Ashley, the school’s principal for 13 years, says her students have to contend with severe Internet connectivity issues. Since the onset of the novel coronavirus in March last year, online learning has become a major feature of the country’s education system.
“Connectivity is really down, I would say probably even below zero. At school, we have no Internet. When I have to do my work, I have to stay home in order to get that done. I definitely need Internet here. If my EO [education officer] calls me now to say I have a meeting at 1:00 pm, I have to leave and go home [for the meeting because there is] no Internet here,” Ashley told the Jamaica Observer on a visit to the school in Mahoe Hill last week.
Citing reports from parents and teachers, the principal added that students are having “extreme challenges” that have affected how they are taught.
“I’d definitely love to have them back face-to-face, but we have not yet met the standards by the Ministry of Education to go [to] face-to-face [learning],” she said.
The Ministry of Education has outlined guidelines that must be met before schools can be approved for reopening. The guidelines include rearranged seating in classrooms to facilitate social distancing, plans being in place for the distribution of basic equipment and materials needed for sanitisation purposes, buildings being cleaned prior to the resumption of school and daily, while school is in operation, as well as identifying an isolation area for students and staff who may become ill or show symptoms of COVID-19.
With Minister of Education Fayval Williams announcing that 216 schools have been approved for face-to-face classes following a two-week test run with 17 low-risk schools last November, the lack of an isolation area has been the hiccup in Principal Ashley’s plan to be among the approved schools.
“That’s why I’m here today to finish up what I’m doing. I must have an isolation area and that is what I am working on,” she told the Observer. “We have a cottage that was out of use, and so I’ve been preparing it to use as the isolation area.
“I need a bathroom door and the windows aren’t closing properly, so I would like to change those out,” she said, noting that the cottage, which currently stores old materials, hasn’t been used in 13 years.
Ashley is also transforming a shed on the compound into a checkpoint, where students will have temperature checks and be sanitised.
“I used my own vehicle to carry sand over the river to finish up the shed. And when mi a carry it, it mash up mi transmission. So, I lost a vehicle, but God knows best,” Ashley recounted.
She said she now pays the operator of a motor-van to get the sand to the school.
“I already paid somebody to carry some, but the contractor said he needed more. So I have to pay again to get someone to carry them across. I’m doing all of this because I really want to get the students back in school,” she insisted.
For the most part, Ashley said, all the other guidelines have been met, due largely to financial aid from the education ministry.
“Every school would’ve received money from the Ministry of Education. The school got a cheque that told us to buy tanks to conserve water in case we should have lock-offs, and we got money to secure things to help with COVID-19 preparations. So we used that to buy PPE [personal protective equipment], wash station equipment, sanitisers, and all that stuff. So we have all of those; it’s just to get the space ready.
“I put in a face basin for hand-washing, I put in a toilet bowl, and I am installing a tank now, so I can have water there.
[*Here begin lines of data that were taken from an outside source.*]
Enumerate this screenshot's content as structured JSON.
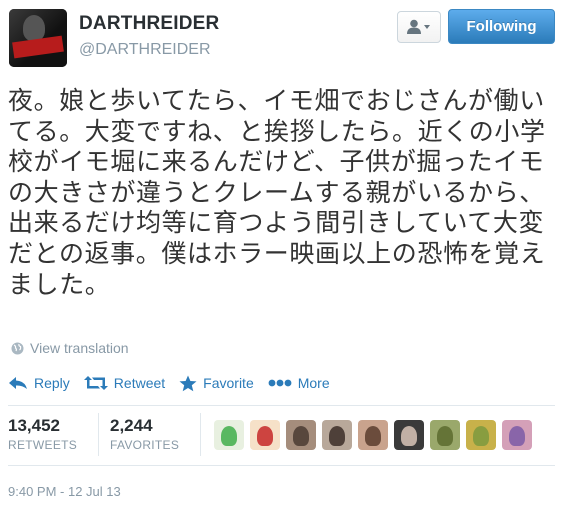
{
  "profile": {
    "fullname": "DARTHREIDER",
    "handle": "@DARTHREIDER"
  },
  "header": {
    "follow_label": "Following",
    "user_dropdown_icon": "person-dropdown-icon"
  },
  "tweet": {
    "text": "夜。娘と歩いてたら、イモ畑でおじさんが働いてる。大変ですね、と挨拶したら。近くの小学校がイモ堀に来るんだけど、子供が掘ったイモの大きさが違うとクレームする親がいるから、出来るだけ均等に育つよう間引きしていて大変だとの返事。僕はホラー映画以上の恐怖を覚えました。",
    "translate_label": "View translation"
  },
  "actions": {
    "reply": "Reply",
    "retweet": "Retweet",
    "favorite": "Favorite",
    "more": "More"
  },
  "stats": {
    "retweets_count": "13,452",
    "retweets_label": "RETWEETS",
    "favorites_count": "2,244",
    "favorites_label": "FAVORITES"
  },
  "favoriters": [
    {
      "color": "#e8f0e0",
      "accent": "#3fae4a"
    },
    {
      "color": "#f6e1c8",
      "accent": "#c62828"
    },
    {
      "color": "#a58d7c",
      "accent": "#4a3b33"
    },
    {
      "color": "#b8a89a",
      "accent": "#3b2e28"
    },
    {
      "color": "#c9a38d",
      "accent": "#5a3d2e"
    },
    {
      "color": "#3a3a3a",
      "accent": "#d9c6b8"
    },
    {
      "color": "#9aa86b",
      "accent": "#5c6b2e"
    },
    {
      "color": "#c8b14a",
      "accent": "#7c9a3e"
    },
    {
      "color": "#d4a0b8",
      "accent": "#7b5aa6"
    }
  ],
  "timestamp": "9:40 PM - 12 Jul 13",
  "colors": {
    "accent": "#2b7bb9",
    "muted": "#8899a6",
    "text": "#292f33"
  }
}
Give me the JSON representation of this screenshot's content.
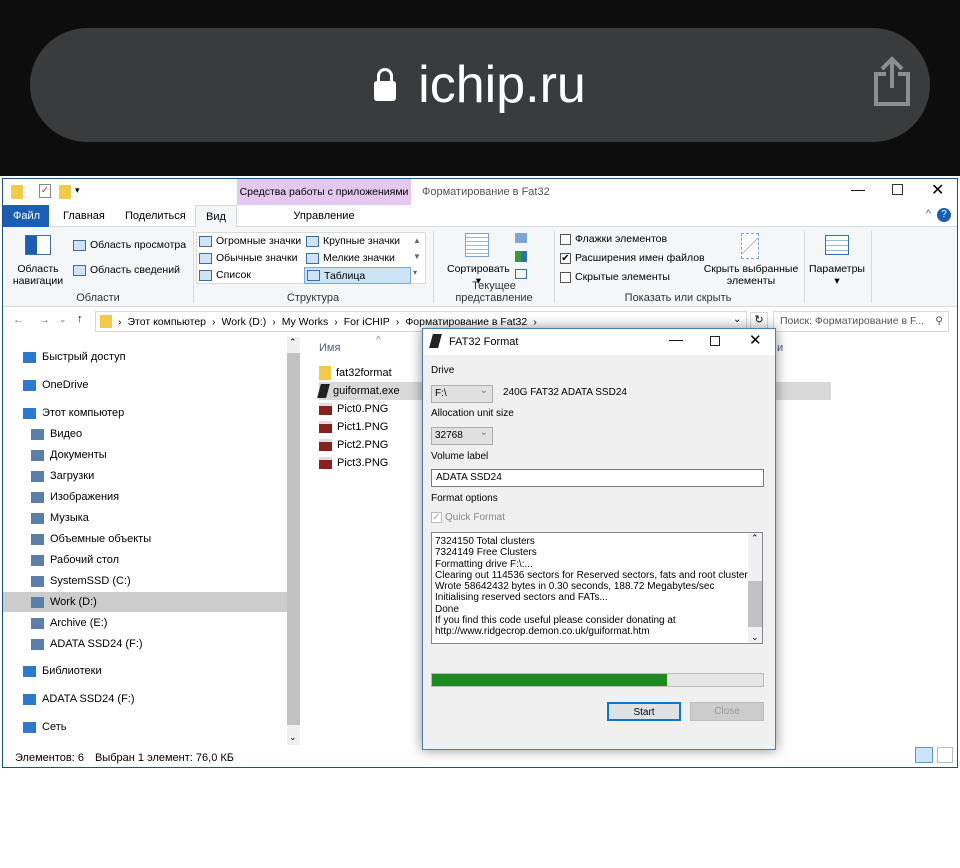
{
  "browser": {
    "domain": "ichip.ru",
    "icons": [
      "lock-icon",
      "share-icon"
    ]
  },
  "explorer": {
    "window_title": "Форматирование в Fat32",
    "context_tab_group": "Средства работы с приложениями",
    "tabs": [
      "Файл",
      "Главная",
      "Поделиться",
      "Вид",
      "Управление"
    ],
    "ribbon": {
      "areas": {
        "nav_pane": "Область навигации",
        "preview": "Область просмотра",
        "details": "Область сведений",
        "group": "Области"
      },
      "layout": {
        "items": [
          "Огромные значки",
          "Крупные значки",
          "Обычные значки",
          "Мелкие значки",
          "Список",
          "Таблица"
        ],
        "selected": "Таблица",
        "group": "Структура"
      },
      "current_view": {
        "sort": "Сортировать",
        "group": "Текущее представление"
      },
      "show_hide": {
        "checkboxes": [
          {
            "label": "Флажки элементов",
            "checked": false
          },
          {
            "label": "Расширения имен файлов",
            "checked": true
          },
          {
            "label": "Скрытые элементы",
            "checked": false
          }
        ],
        "hide_selected": "Скрыть выбранные элементы",
        "group": "Показать или скрыть"
      },
      "options": "Параметры"
    },
    "breadcrumb": [
      "Этот компьютер",
      "Work (D:)",
      "My Works",
      "For iCHIP",
      "Форматирование в Fat32"
    ],
    "search_placeholder": "Поиск: Форматирование в F...",
    "nav": [
      {
        "label": "Быстрый доступ",
        "level": 0
      },
      {
        "label": "OneDrive",
        "level": 0
      },
      {
        "label": "Этот компьютер",
        "level": 0
      },
      {
        "label": "Видео",
        "level": 1
      },
      {
        "label": "Документы",
        "level": 1
      },
      {
        "label": "Загрузки",
        "level": 1
      },
      {
        "label": "Изображения",
        "level": 1
      },
      {
        "label": "Музыка",
        "level": 1
      },
      {
        "label": "Объемные объекты",
        "level": 1
      },
      {
        "label": "Рабочий стол",
        "level": 1
      },
      {
        "label": "SystemSSD (C:)",
        "level": 1
      },
      {
        "label": "Work (D:)",
        "level": 1,
        "selected": true
      },
      {
        "label": "Archive (E:)",
        "level": 1
      },
      {
        "label": "ADATA SSD24 (F:)",
        "level": 1
      },
      {
        "label": "Библиотеки",
        "level": 0
      },
      {
        "label": "ADATA SSD24 (F:)",
        "level": 0
      },
      {
        "label": "Сеть",
        "level": 0
      }
    ],
    "column_name": "Имя",
    "column_partial": "и",
    "files": [
      {
        "name": "fat32format",
        "type": "folder"
      },
      {
        "name": "guiformat.exe",
        "type": "exe",
        "selected": true
      },
      {
        "name": "Pict0.PNG",
        "type": "png"
      },
      {
        "name": "Pict1.PNG",
        "type": "png"
      },
      {
        "name": "Pict2.PNG",
        "type": "png"
      },
      {
        "name": "Pict3.PNG",
        "type": "png"
      }
    ],
    "status": {
      "count": "Элементов: 6",
      "selection": "Выбран 1 элемент: 76,0 КБ"
    }
  },
  "dialog": {
    "title": "FAT32 Format",
    "drive_label": "Drive",
    "drive_value": "F:\\",
    "drive_info": "240G FAT32 ADATA SSD24",
    "alloc_label": "Allocation unit size",
    "alloc_value": "32768",
    "volume_label": "Volume label",
    "volume_value": "ADATA SSD24",
    "options_label": "Format options",
    "quick_format": "Quick Format",
    "quick_checked": true,
    "log": [
      "7324150 Total clusters",
      "7324149 Free Clusters",
      "Formatting drive F:\\:...",
      "Clearing out 114536 sectors for Reserved sectors, fats and root cluster...",
      "Wrote 58642432 bytes in 0.30 seconds, 188.72 Megabytes/sec",
      "Initialising reserved sectors and FATs...",
      "Done",
      "If you find this code useful please consider donating at",
      "http://www.ridgecrop.demon.co.uk/guiformat.htm"
    ],
    "progress": 0.71,
    "progress_color": "#1f8a1f",
    "start": "Start",
    "close": "Close"
  }
}
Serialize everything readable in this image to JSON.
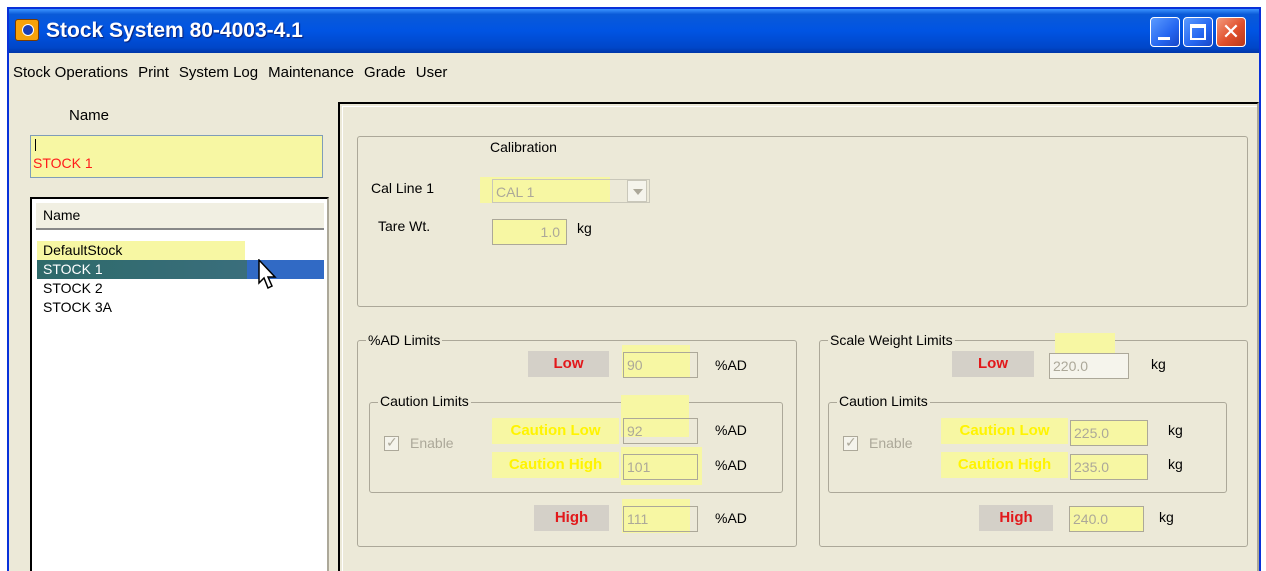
{
  "window": {
    "title": "Stock System 80-4003-4.1"
  },
  "menu": [
    "Stock Operations",
    "Print",
    "System Log",
    "Maintenance",
    "Grade",
    "User"
  ],
  "left": {
    "name_caption": "Name",
    "name_value": "STOCK 1",
    "list_header": "Name",
    "items": [
      "DefaultStock",
      "STOCK 1",
      "STOCK 2",
      "STOCK 3A"
    ],
    "selected": "STOCK 1"
  },
  "calibration": {
    "title": "Calibration",
    "cal_line_label": "Cal Line 1",
    "cal_line_value": "CAL 1",
    "tare_label": "Tare Wt.",
    "tare_value": "1.0",
    "tare_unit": "kg"
  },
  "ad_limits": {
    "title": "%AD  Limits",
    "low_label": "Low",
    "low_value": "90",
    "unit": "%AD",
    "caution_title": "Caution Limits",
    "enable_label": "Enable",
    "caution_low_label": "Caution Low",
    "caution_low_value": "92",
    "caution_high_label": "Caution High",
    "caution_high_value": "101",
    "high_label": "High",
    "high_value": "111"
  },
  "scale_limits": {
    "title": "Scale Weight Limits",
    "low_label": "Low",
    "low_value": "220.0",
    "unit": "kg",
    "caution_title": "Caution Limits",
    "enable_label": "Enable",
    "caution_low_label": "Caution Low",
    "caution_low_value": "225.0",
    "caution_high_label": "Caution High",
    "caution_high_value": "235.0",
    "high_label": "High",
    "high_value": "240.0"
  },
  "colors": {
    "titlebar": "#0054e3",
    "alert_red": "#e2181b",
    "highlight_yellow": "#f7f7a3",
    "selection": "#316ac5"
  }
}
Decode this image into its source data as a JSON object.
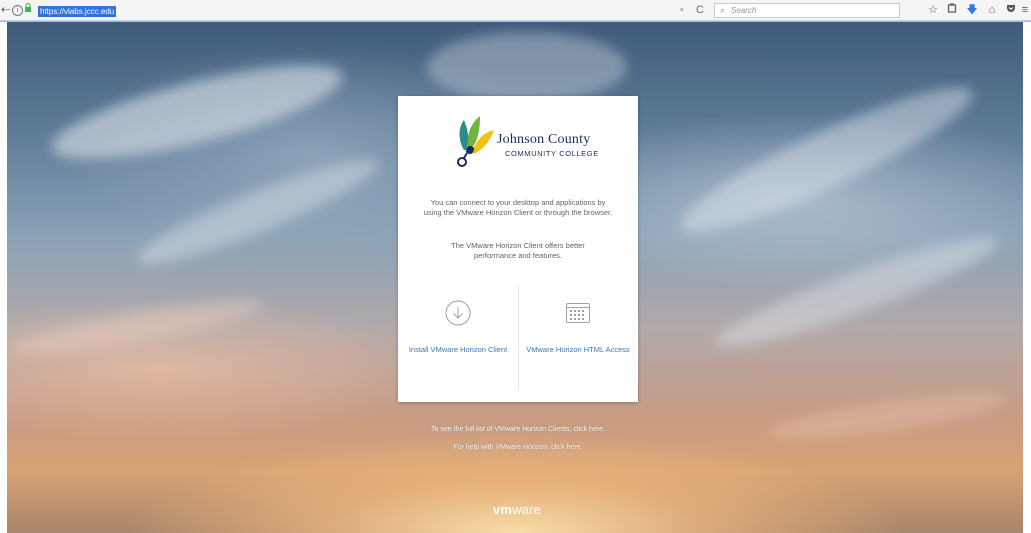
{
  "browser": {
    "url": "https://vlabs.jccc.edu",
    "search_placeholder": "Search",
    "back_glyph": "⇠",
    "reload_glyph": "C",
    "dropdown_glyph": "▾",
    "icons": [
      "star-icon",
      "library-icon",
      "download-icon",
      "home-icon",
      "pocket-icon",
      "menu-icon"
    ]
  },
  "card": {
    "logo_line_1": "Johnson County",
    "logo_line_2": "COMMUNITY COLLEGE",
    "intro": "You can connect to your desktop and applications by using the VMware Horizon Client or through the browser.",
    "client_note": "The VMware Horizon Client offers better performance and features.",
    "install_label": "Install VMware Horizon Client",
    "html_access_label": "VMware Horizon HTML Access"
  },
  "footer": {
    "clients_link": "To see the full list of VMware Horizon Clients, click here.",
    "help_link": "For help with VMware Horizon, click here.",
    "brand_bold": "vm",
    "brand_rest": "ware"
  },
  "colors": {
    "link_blue": "#3a77b8",
    "logo_navy": "#1d2b5a",
    "url_highlight": "#2f73d8"
  }
}
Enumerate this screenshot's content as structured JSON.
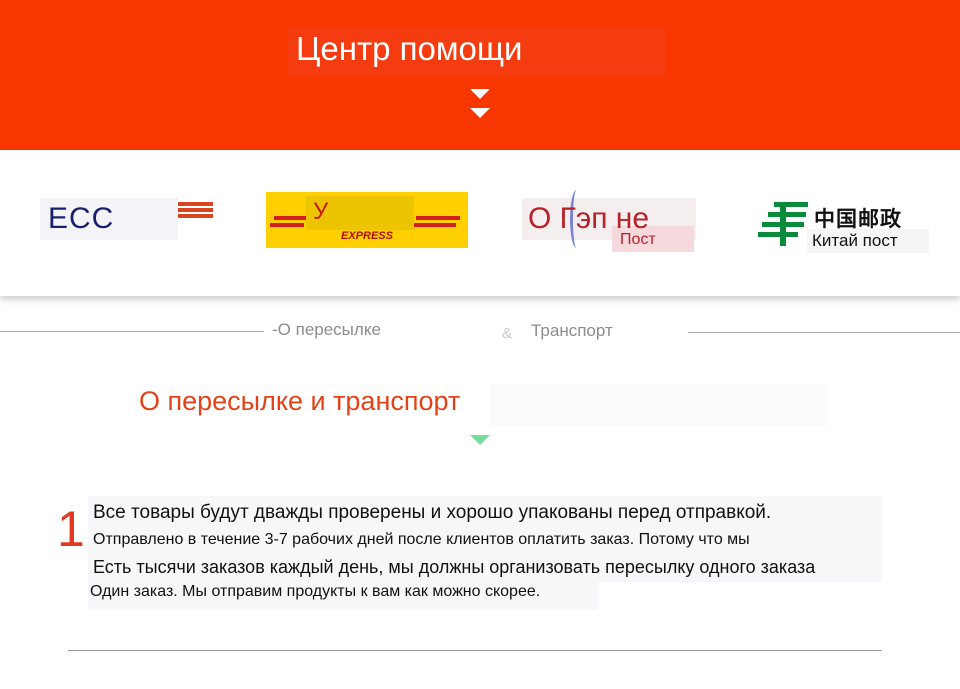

I begged all of those,” she said. “I bought some things from a hardware for the school, and a lady there donated the face basin to me. I had a bowl at home that I wasn’t using, so I took that one over here, so those things didn’t really cost me.”
Mayor of Port Maria Richard Creary told the Observer that he would have the councillor for the area find out what’s happening at Mahoe Hill Primary and Infant School.
“There are also issues in terms of persons not having the adequate devices and so on. We are in a pandemic, so we would expect that there would be challenges and there are challenges, but I don’t think it’s anything insurmountable. The Government is trying to provide the devices and Internet accessibility to more locations within the country and within the parish, but one size doesn’t fit all. I know there are a number of institutions where the majority of persons are doing online schooling,” he said.
“If we know what the deficiencies are, I will try and see how we can act; even to see if we could get some private sector assistance,” Creary said.